Presenta para mí cierta dificultad escribir sobre las películas de Francisco J. Lombardi, pese a que, de todo el cine peruano que conozco, podría afirmar sin la menor vacilación que es, de lejos, lo que prefiero, y que Pancho es - que yo sepa - el único cineasta de su país - y uno de los contados, hoy, en el mundo entero, sin entrar en que sean buenos o malos - al que cabría considerar como un "autor" cinematográfico, de tal modo que su filmografía constituye una "obra" más o menos personal y de la que es posible hablar como de un todo, cosa que no sucede con otros, quizá no menos personales, por su escasa producción y quizá, además, por haber disfrutado de menor libertad.

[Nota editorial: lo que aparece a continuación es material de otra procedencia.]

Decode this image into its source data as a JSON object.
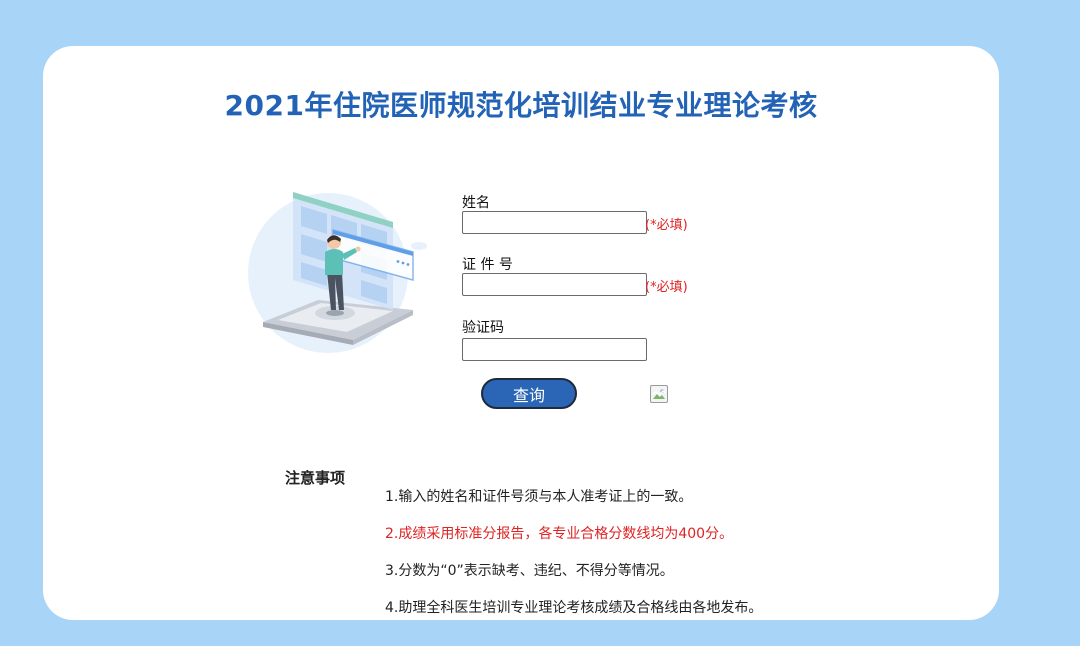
{
  "page": {
    "title": "2021年住院医师规范化培训结业专业理论考核"
  },
  "form": {
    "name": {
      "label": "姓名",
      "value": "",
      "required_note": "(*必填)"
    },
    "id_number": {
      "label": "证 件 号",
      "value": "",
      "required_note": "(*必填)"
    },
    "captcha": {
      "label": "验证码",
      "value": "",
      "image": "broken-image-icon"
    },
    "submit_label": "查询"
  },
  "notes": {
    "title": "注意事项",
    "items": [
      "1.输入的姓名和证件号须与本人准考证上的一致。",
      "2.成绩采用标准分报告，各专业合格分数线均为400分。",
      "3.分数为“0”表示缺考、违纪、不得分等情况。",
      "4.助理全科医生培训专业理论考核成绩及合格线由各地发布。"
    ],
    "highlight_color": "#e02323"
  },
  "colors": {
    "background": "#a8d4f7",
    "title": "#2363b6",
    "button": "#2a66b5"
  }
}
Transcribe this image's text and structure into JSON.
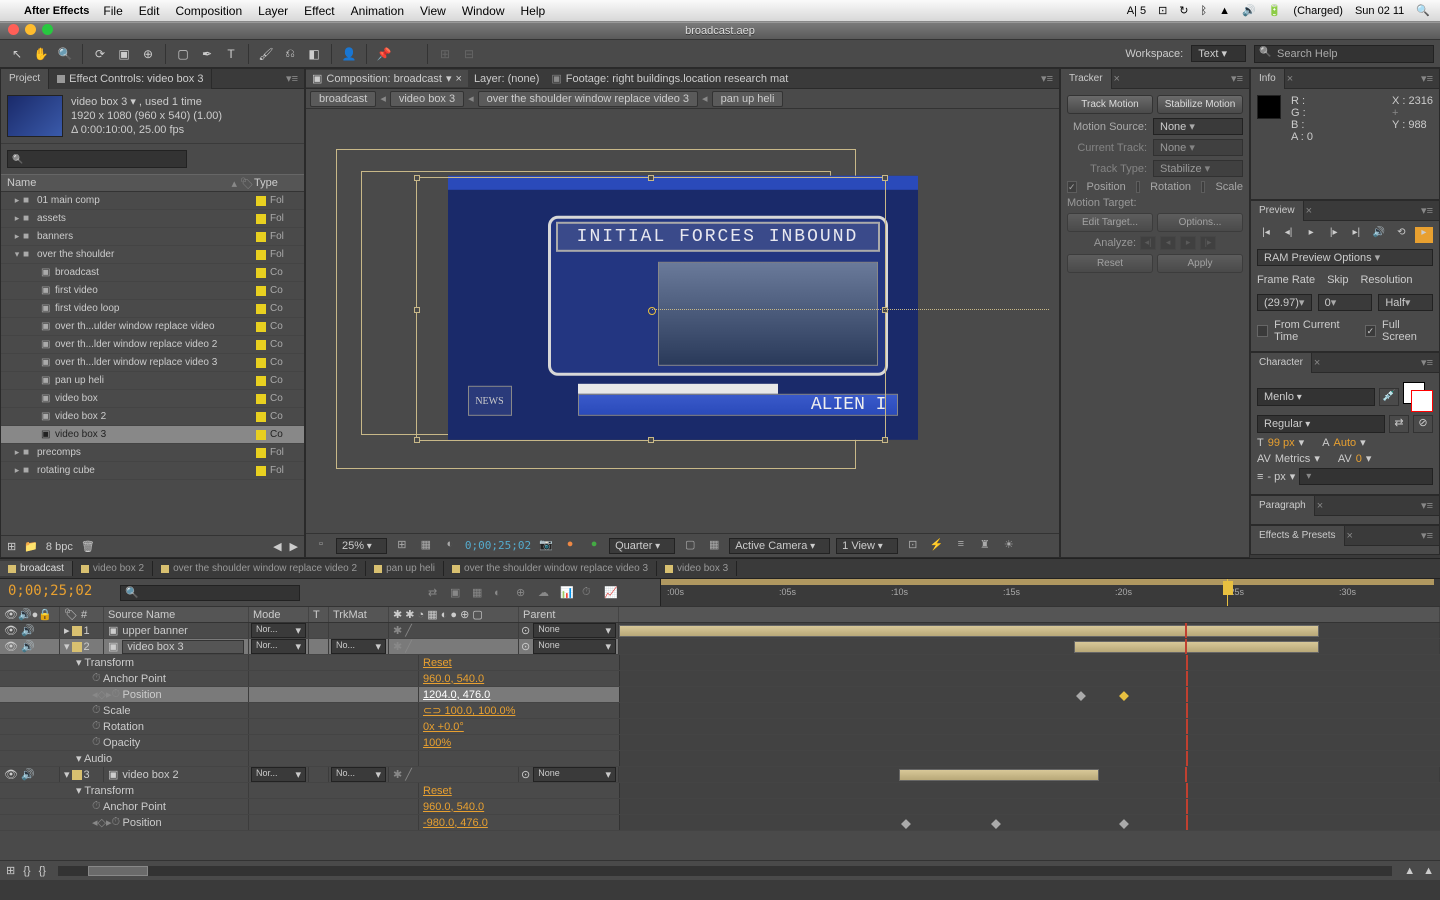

El problema radica, en todos los sentidos, en una serie de cuestiones que giran en torno a la noción de distancia, en todas sus acepciones y desde varias perspectivas.
Tal vez la más decisiva de esas distancias sea la que Lombardi busca, sin encontrar aún la más justa, o no siempre, con respecto al material que se trae entre manos, y más concretamente - porque los actores son lo fundamental en su cine - esa confusa zona de confluencia entre personajes - que son casi personas, pero de ficción, hasta cuando los representan los propios protagonistas reales que vivieron tales peripecias - e intérpretes, y lo que, en última instancia, aquellos, en su mayoría, vienen a representar: un microcosmos del Perú o, por extensión, de América Latina, o incluso de lo que antaño se llamaba el Tercer Mundo y hoy se procura ni mentar, simulando que en el proceso de globalización no hay más que un mundo y que este avanza a pasos de gigante hacia una suerte de uniformidad que se supone positiva, como parece pensar un ilustre compatriota de Uds. que hoy lo es también mío, al que Lombardi adaptó casi en sus comienzos, y al que por un lado y algunas razones tengo aprecio y estima, pero por otro costado y por otras causas cada vez soporto menos, porque lo encuentro más falso y, quizá por ello, más tristemente previsible en cada ocasión que se manifiesta, como si hubiese decidido adoptar como segunda personalidad la del título del libro más famoso de su hijo, pero demostrando que el perfecto imbécil latinoamericano no tiene por qué - contra lo que muy partidistamente insinuaban el hijo y su cómplice - pretender ser de izquierdas, y bien puede ubicarse en las procelosas cercanías espirituales de Ronald Reagan, Margaret Thatcher y cualquier Bush, padre o hijo.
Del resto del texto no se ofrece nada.